Romney deserves some credit for declining to distance himself from his Massachusetts plan. But his insistence that it’s only one approach, and that other states can safely make radically different choices (note the obligatory “laboratories of democracy’’ quote), is disappointing. His support for the principle of federalism may be sincere, but his willingness to elevate it above his avowed concern for those without health insurance feels like a self-serving compromise.
Romney has to know that leaving health care to the states would consign vast swaths of the nation’s population to inadequate coverage or care. It would get the federal government off the hook, and presumably allow wealthier states like Massachusetts to pursue more progressive paths; but even those plans would be undercut by Romney’s declaration that people — read “employers’’ — should be allowed to buy cheaper out-of-state plans. If enforced by the federal government, such a “freedom’’ would destroy states’ abilities to set minimum standards of coverage. It’s a curious position, to say the least, for a deeply committed federalist.

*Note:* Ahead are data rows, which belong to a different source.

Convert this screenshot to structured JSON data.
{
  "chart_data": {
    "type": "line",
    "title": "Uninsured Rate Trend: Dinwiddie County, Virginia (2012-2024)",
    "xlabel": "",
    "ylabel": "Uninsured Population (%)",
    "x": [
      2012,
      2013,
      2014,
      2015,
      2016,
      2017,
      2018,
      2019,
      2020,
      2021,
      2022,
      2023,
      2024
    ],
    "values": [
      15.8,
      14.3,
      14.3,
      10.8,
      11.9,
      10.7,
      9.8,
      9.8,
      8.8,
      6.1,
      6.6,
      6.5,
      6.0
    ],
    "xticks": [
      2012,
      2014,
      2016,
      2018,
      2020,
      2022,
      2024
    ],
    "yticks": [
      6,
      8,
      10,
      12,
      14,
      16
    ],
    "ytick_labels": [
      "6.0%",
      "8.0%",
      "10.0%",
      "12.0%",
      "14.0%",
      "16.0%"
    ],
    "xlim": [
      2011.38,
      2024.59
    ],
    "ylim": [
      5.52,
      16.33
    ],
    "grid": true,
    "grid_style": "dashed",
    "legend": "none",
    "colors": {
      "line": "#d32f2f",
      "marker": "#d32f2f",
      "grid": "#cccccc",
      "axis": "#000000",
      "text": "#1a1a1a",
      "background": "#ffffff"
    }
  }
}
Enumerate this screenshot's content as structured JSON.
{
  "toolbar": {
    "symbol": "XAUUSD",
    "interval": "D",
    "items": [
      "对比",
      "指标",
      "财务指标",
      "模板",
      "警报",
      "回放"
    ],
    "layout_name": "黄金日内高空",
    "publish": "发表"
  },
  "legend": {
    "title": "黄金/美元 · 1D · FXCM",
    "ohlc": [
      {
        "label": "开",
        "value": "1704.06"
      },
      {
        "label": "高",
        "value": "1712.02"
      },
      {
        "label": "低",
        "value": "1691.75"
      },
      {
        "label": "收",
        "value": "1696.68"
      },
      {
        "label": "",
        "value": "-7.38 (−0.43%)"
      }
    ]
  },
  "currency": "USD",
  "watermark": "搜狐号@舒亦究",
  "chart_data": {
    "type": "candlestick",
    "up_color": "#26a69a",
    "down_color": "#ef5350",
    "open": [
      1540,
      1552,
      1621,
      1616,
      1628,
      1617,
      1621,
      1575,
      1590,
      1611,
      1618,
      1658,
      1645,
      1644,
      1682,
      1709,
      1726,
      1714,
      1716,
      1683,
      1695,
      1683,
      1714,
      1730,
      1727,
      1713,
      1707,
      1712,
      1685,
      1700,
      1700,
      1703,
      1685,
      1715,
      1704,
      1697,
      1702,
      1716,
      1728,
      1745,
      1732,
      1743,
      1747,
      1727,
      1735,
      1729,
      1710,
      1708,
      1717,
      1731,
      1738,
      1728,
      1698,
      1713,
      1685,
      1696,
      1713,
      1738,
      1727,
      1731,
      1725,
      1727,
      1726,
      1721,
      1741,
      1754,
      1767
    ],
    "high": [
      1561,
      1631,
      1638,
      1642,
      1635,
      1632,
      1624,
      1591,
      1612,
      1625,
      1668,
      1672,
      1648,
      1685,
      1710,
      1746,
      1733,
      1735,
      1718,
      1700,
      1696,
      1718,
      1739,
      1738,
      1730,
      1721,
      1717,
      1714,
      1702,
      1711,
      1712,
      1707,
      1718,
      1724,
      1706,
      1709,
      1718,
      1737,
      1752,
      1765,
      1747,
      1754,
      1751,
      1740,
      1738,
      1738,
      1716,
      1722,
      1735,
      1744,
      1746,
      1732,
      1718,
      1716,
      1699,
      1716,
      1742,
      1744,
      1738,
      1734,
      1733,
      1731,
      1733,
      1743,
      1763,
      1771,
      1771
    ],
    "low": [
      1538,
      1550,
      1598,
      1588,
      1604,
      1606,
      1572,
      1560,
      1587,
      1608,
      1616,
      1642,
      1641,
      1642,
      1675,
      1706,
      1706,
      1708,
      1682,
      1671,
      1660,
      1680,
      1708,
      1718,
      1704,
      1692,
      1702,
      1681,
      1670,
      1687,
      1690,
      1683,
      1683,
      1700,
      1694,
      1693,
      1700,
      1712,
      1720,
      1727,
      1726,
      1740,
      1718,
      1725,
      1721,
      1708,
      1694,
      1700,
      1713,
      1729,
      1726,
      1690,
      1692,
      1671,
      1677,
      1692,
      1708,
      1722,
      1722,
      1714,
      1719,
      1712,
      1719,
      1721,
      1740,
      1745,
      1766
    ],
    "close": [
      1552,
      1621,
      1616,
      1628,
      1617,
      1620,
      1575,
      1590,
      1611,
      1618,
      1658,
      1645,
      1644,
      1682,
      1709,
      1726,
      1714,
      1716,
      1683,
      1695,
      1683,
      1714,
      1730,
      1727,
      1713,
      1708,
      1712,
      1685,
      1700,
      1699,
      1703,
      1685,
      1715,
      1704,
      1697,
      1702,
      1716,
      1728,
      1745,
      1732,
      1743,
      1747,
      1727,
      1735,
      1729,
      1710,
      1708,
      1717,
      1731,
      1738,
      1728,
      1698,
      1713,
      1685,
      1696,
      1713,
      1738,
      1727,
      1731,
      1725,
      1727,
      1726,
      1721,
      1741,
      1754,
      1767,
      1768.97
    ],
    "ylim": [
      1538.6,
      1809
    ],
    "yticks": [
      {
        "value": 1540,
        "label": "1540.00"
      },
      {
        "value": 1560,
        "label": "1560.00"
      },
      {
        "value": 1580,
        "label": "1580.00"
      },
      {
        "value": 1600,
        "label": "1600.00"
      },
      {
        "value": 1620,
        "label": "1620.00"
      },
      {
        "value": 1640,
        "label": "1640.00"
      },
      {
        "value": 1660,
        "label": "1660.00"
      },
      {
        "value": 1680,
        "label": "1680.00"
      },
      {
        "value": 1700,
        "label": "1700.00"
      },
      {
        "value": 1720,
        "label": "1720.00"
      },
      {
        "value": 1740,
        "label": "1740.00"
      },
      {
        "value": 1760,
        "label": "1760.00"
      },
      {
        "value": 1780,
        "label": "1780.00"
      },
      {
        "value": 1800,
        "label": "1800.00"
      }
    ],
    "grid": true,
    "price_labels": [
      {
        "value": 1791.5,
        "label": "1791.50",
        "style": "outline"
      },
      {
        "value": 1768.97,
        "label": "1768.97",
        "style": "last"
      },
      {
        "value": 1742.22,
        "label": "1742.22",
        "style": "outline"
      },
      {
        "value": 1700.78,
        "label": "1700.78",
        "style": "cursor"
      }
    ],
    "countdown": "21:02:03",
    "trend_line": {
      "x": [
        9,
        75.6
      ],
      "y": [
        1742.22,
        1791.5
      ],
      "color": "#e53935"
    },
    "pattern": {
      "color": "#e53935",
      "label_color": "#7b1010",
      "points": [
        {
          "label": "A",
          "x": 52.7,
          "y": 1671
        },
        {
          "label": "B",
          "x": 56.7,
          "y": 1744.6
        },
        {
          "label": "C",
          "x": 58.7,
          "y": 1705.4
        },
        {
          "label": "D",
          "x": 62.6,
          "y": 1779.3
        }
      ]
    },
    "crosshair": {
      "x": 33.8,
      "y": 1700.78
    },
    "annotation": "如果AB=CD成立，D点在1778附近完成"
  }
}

Politically, Romney was in an almost impossible position. The presumed GOP
frontrunner felt called upon to defend himself against charges of conservative apostasy . It didn’t help that the University of Michigan classroom where he delivered the speech resembled a court, and the lighting gave him two shadows.
When discussing his Massachusetts plan, and later outlining his ideas on how to bring market forces to bear on health care costs, Romney offered realistic assessments and some useful, pragmatic solutions: more group purchasing of insurance, the use of tax-free savings accounts to cover premiums, “alternative dispute resolution’’ rather than malpractice courts — all are smart proposals that could do some measurable good.
At those moments, one could see the gifted businessman at work. If Romney were free to use his incisive mind to craft pragmatic solutions to national problems, the country would benefit. He’s a talented public servant.
But the tragedy of Romney, which is really the tragedy of the Republican Party, is that there’s no place for such a person in today’s conservatism. So another Romney had to show up when discussing the health bill signed by President Obama. Suddenly, all the pragmatism was gone, replaced by sweeping bombast — “massive bureaucracy,’’ “kills jobs,’’ “economic nightmare,’’ etc.
It reduces the credibility of a man like Romney — the shrewd problem solver — to mouth such platitudes. As if pursued by those two shadows, Romney can’t reject his past and can’t repudiate the gross excesses of today’s conservatism. So he has to subject himself to spectacles like yesterday’s show trial. Guilty, as charged.